⬤ Bitcoin made a run at the $90,600 resistance level before backing off, leaving the short-term direction uncertain. The move up came without testing lower support levels that many traders were eyeing. Right now, the weekly open around $87,800 looks shaky, which means BTC could easily drift back down to test that area again before the week's out. Price is hovering just under resistance as the market tries to figure out its next move.
⬤ The setup offers different plays depending on how Bitcoin handles $90,600. If BTC pops above that level to grab liquidity and then reverses, short positions could make sense after a clean 15-minute structure break, targeting a return to the weaker low near $87,800. But if Bitcoin actually reclaims $90,600 on the 4-hour chart and holds it, there's potential for continuation up toward the next resistance around $93,500. There's also liquidity sitting below $87,490 that could set up long entries if price sweeps down and bounces.

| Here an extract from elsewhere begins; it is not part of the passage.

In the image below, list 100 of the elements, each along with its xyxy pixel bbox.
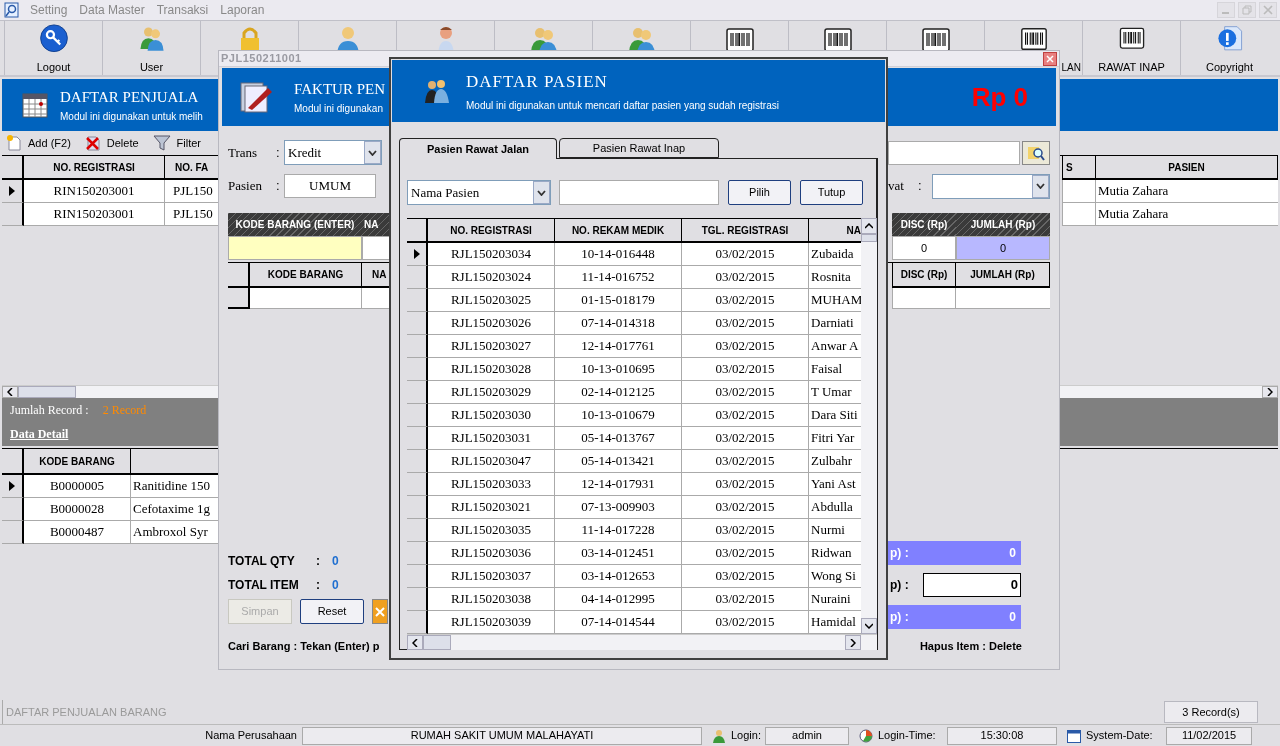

⬤ The downside risk is real, especially if Bitcoin loses the higher-timeframe support around $86,900. A break below that could trigger continuation shorts down to the $85,000 zone, which serves as a lower support area. The whole setup reflects typical holiday trading—thin volume and choppy price action that makes clean moves harder to catch. That's why reduced risk makes sense until normal market participation comes back.
⬤ What happens around $90,600 matters because it'll likely decide whether Bitcoin pushes higher or enters another pullback. With liquidity stacked above resistance and below support, price discovery should stay active as traders test these zones and reassess where things stand heading into the new year.